Sitges Film Festival: Victoria (2015) Review
★★★1/2
By Kai Granaas
To start on an uncontroversial note, Victoria is better than Birdman. Phew - glad that's out of the way. "While on holiday in Berlin, a young woman finds her flirtation with a local guy turn potentially deadly as their night out with his friends reveals its secret: the four men owe someone a dangerous favor that requires repaying that evening."(IMDB)
Upon hearing that summary, the film sounds like it could be good fun, but how the film was made gets the most attention. How often do you hear that an entire film took three shots to make? Or that an entire two-hour movie had a shooting time of about seven hours in total? Victoria is the most impressive single-take film ever, and that's not an opinion. Russian Ark took four takes, is thirty minutes shorter and contained in a museum. Victoria is over two-hours long and moves across Berlin, in and out of numerous building, clubs and cafés.

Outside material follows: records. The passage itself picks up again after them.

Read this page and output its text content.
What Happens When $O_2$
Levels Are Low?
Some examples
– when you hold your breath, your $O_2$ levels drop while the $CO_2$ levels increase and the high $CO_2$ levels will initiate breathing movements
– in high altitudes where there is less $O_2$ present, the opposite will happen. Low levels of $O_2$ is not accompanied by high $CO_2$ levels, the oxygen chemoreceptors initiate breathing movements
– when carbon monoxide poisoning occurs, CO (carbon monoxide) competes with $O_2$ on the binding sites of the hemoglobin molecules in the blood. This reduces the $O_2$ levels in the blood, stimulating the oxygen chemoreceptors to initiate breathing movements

Now for the important question: is it just a gimmick? Unlike Birdman, which could have done with more formal cinematographic techniques and montage, the long-take film format works in favour and in conjunction with this film's story. There's a false cinema verité sense to the film, which places you in the thick of it alongside Victoria, who is attempting to figure out what's going on at literally the same time as the audience.
The real heroes of the film are the actors, the cinematographer and focus puller(s). Maintaining a character while working with a twelve-page script for over two-hours is more than hard. Shooting, blocking and manoeuvring through actors whilst holding and keeping a camera steady for two hours is insane. Focus pulling must have been an absolute nightmare. Reading about this near fatal screw-up for the film that appears in the final product is illuminating, impressive and demonstrates the dedicated attitude taken to the film (paraphrased from the original interview:
"In the scene right after the bank robbery Laia Costa actually forgot where to drive and takes the wrong turn. Everyone's outburst of panic in the car is completely genuine as they were risking filming crew members and thus ruining the whole take. Even the director Sebastian Schipper, who was lying in the trunk of the car, started screaming directions in sheer panic. His screaming was later removed during audio editing. The car actually ended up driving past crew members but none of them can be seen thanks to the cameraman who reacted quickly by filming from a much lower angle so as not to have any windows in the frame."
Laia Costa and and Frederick Lau give superb improvised performances, finding their characters along the way. Because of them, the story begins as Before Sunrise and ends as Run Lola Run - an effective tonal shift that throws the viewer down the dark rabbit hole along with all the characters. Before the screening of Apichatpong Weerasethakul Cemetery Of Splendour I attended (which was unsurprisingly excellent), Laia Costa received an award for rising talents, and deservedly so.
The greatest acheivement of the the film (aside from the obvious) is the fact that the pacing never/rarely fails. Pacing in "normal" films is dictated by editing, but in a film with literally no traditional editing, how does one control the pacing. Victoria shows that it can be done, by doing what happens to animals when they lose a sense - the rest of their senses intensify. Camera movement is therefore that much more important in quiet scenes, blocking and mise-en-scene doubly so.
Victoria is an invigorating spectacle, doing something that only the medium of cinema can do, and that is commendable. Almost every element in the film is executed phenomenally, save for a slightly more coherent script - but nitpicking on a film that required such planning and dedication feels wrong. Catch it in the cinema if you can.